After a stint of infantry training, the newly-formed 185th New York Infantry was sent to the labyrinthian front lines of Petersburg, Virginia on September 27, 1864, where they were attached to the Army of the Potomac’s veteran 5th Corps. One of Bentley's comrades described their new home: "This is what we call the front, and a muddy, gloomy place it is." On March 29, 1865 at the Battle of Lewis’s Farm, the 185th found itself in an exposed, unsupported position and was raked with “a regular blizzard of bullets.” Over 200 men in the 185th were hit. Among them was young Bentley, shot through the chest by a Confederate minie ball. Civil War gunshot wounds tended to be particularly gruesome. The typical minie ball was a .58 caliber chunk of lead which usually flattened on impact, causing it to tear an even wider hole through a person’s body. Bentley was lucky the bullet at least exited. He was sent to a field hospital and eventually made his way to Harewood General Hospital in Washington, D.C., where he came under the care of Dr. Reed B. Bontecou. Bontecou had Bentley and many of his patients photographed to document their treatment and progress. This boy’s care was fairly minimal. In the days before penicillin and general anesthesia, there was not a whole lot that could be done for a wound like this. Bontecou’s note on the reverse of this photograph states simply, “He recovered under simple dressings, with very little stimulants, and no special diet.” After this miraculous recovery, Bentley returned home to New York, where he worked as a farmer and produce merchant until his death at the ripe old age of 71. He left behind at least one child, a daughter named Mary.

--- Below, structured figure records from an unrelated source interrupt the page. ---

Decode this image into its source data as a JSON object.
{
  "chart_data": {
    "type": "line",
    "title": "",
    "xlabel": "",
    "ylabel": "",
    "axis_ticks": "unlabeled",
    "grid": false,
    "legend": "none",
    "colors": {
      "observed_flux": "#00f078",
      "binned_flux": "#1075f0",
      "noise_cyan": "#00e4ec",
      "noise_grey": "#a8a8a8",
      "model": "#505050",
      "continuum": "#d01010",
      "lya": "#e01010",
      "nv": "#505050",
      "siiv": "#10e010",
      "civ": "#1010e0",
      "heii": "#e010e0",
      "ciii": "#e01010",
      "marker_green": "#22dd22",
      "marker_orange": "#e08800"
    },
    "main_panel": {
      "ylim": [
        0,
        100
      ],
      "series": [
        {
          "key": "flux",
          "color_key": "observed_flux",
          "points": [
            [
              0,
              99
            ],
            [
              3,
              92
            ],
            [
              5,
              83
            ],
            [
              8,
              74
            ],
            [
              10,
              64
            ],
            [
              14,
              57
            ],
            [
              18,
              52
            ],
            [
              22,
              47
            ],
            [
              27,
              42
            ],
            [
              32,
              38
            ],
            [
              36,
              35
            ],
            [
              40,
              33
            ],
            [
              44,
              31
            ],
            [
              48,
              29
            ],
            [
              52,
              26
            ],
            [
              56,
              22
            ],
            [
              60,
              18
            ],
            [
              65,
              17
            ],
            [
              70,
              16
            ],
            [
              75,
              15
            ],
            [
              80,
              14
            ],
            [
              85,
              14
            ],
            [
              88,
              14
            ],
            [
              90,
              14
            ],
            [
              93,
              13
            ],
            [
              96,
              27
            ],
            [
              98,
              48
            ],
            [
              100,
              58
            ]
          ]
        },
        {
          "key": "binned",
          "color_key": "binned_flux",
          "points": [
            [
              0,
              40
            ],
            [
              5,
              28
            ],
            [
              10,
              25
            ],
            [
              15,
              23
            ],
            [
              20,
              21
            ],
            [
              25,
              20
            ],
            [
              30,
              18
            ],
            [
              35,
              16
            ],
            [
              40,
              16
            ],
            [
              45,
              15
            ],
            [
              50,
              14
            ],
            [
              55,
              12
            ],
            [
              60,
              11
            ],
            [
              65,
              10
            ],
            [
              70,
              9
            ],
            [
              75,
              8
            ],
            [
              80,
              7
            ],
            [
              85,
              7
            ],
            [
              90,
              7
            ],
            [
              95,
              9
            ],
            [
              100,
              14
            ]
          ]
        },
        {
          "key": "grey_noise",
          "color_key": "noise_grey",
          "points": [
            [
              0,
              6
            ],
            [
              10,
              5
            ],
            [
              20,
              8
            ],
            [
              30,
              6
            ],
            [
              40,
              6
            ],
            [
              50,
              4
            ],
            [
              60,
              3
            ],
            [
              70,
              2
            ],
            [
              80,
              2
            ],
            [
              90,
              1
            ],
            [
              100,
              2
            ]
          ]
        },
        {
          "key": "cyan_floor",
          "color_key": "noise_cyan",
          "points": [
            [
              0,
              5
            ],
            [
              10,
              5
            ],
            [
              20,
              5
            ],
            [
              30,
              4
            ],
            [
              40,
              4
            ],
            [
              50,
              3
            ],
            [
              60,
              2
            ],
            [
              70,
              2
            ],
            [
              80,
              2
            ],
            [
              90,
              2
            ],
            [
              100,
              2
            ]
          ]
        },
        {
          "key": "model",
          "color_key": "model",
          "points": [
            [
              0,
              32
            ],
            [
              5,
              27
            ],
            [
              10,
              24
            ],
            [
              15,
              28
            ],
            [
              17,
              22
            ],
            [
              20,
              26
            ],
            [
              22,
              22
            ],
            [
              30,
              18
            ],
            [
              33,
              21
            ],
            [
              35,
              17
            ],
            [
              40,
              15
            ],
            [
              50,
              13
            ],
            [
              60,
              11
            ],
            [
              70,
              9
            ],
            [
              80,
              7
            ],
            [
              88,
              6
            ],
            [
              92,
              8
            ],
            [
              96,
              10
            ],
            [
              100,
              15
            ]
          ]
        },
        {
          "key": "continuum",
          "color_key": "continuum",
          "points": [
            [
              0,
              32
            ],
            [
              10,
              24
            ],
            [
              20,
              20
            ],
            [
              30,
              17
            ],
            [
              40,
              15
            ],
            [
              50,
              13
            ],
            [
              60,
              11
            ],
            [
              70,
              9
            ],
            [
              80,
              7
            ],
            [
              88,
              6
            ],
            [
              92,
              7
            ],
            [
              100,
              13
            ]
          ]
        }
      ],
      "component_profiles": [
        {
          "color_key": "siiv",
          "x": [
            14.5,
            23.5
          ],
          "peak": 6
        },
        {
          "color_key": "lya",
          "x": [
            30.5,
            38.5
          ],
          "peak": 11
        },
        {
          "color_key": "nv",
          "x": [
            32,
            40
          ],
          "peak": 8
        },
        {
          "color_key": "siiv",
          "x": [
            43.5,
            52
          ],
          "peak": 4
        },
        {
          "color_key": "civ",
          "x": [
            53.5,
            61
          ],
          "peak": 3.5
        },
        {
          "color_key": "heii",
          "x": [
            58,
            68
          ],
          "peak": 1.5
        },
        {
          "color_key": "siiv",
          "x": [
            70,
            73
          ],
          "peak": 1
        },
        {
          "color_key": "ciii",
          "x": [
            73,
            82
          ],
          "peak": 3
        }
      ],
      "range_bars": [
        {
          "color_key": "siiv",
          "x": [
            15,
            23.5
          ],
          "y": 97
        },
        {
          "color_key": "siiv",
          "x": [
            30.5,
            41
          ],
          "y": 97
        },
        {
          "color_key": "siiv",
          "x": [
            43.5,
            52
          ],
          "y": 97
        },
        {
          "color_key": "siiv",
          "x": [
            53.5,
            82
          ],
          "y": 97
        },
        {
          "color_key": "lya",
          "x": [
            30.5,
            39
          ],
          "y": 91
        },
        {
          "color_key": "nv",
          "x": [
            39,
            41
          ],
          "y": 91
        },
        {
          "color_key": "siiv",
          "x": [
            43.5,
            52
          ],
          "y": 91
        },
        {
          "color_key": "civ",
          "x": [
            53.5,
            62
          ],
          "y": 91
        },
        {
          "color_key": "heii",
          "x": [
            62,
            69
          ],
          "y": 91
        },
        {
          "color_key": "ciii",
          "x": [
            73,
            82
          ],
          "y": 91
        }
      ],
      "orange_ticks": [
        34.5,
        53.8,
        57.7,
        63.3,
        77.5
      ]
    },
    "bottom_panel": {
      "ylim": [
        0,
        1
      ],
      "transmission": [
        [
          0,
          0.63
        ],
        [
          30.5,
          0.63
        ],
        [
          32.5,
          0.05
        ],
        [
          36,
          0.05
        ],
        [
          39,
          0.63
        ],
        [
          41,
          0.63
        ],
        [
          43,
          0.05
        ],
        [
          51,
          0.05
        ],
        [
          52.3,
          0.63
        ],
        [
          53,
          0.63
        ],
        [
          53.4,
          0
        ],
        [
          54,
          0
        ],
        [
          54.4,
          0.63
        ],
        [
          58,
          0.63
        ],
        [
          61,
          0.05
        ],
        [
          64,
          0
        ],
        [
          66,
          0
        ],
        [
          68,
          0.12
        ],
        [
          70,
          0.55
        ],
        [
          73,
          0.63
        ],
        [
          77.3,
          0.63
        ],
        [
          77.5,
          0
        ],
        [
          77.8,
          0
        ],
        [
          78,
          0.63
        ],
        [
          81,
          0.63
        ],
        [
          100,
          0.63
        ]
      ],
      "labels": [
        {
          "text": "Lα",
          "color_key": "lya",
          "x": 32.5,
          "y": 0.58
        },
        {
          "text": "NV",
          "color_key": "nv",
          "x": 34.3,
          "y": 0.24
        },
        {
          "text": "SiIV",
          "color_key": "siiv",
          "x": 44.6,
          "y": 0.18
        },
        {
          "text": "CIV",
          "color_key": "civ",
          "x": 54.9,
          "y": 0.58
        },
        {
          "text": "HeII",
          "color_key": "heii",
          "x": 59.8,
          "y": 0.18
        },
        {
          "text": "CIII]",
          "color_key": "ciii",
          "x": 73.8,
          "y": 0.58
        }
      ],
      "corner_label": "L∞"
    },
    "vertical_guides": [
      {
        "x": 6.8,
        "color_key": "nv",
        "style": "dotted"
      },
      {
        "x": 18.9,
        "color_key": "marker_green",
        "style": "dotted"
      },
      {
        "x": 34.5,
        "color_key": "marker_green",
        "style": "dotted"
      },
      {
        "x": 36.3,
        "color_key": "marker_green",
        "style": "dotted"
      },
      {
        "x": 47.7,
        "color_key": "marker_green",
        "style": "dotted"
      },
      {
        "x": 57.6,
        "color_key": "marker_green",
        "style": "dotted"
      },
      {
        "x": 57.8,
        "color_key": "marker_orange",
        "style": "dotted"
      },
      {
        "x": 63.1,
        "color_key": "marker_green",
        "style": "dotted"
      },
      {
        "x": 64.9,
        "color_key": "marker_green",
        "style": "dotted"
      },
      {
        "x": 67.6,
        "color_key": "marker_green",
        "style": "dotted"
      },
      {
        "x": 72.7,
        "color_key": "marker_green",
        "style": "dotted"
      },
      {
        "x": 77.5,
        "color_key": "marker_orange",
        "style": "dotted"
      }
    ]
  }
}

Though Bentley was extremely lucky to have survived his injury, this photograph gives us a faint glimpse into what he lived through. The physical pain, psychological trauma, and unimaginable grief and guilt over friends lost at his side reveals itself somewhere in those eyes. Above it all, though, Frederick Bentley looks to me like he is determined to live on. What nightmares accompanied his survival are lost to time. What remains is a lone image of a boy with a hole through his torso. He sits before the camera, his body and wounds laid bare.

I found the above image in this Flickr gallery of public domain photographs of wounded Civil War veterans from the National Museum of Health & Medicine. Though the photographs were taken for clinical reasons, they stand today as an incredible testimony to the wounded men and boys they portray, people exposed both physically and emotionally at the end of a long war. I hope to research a number of them and post what I find as I go. If anyone has more information, please feel free to share it.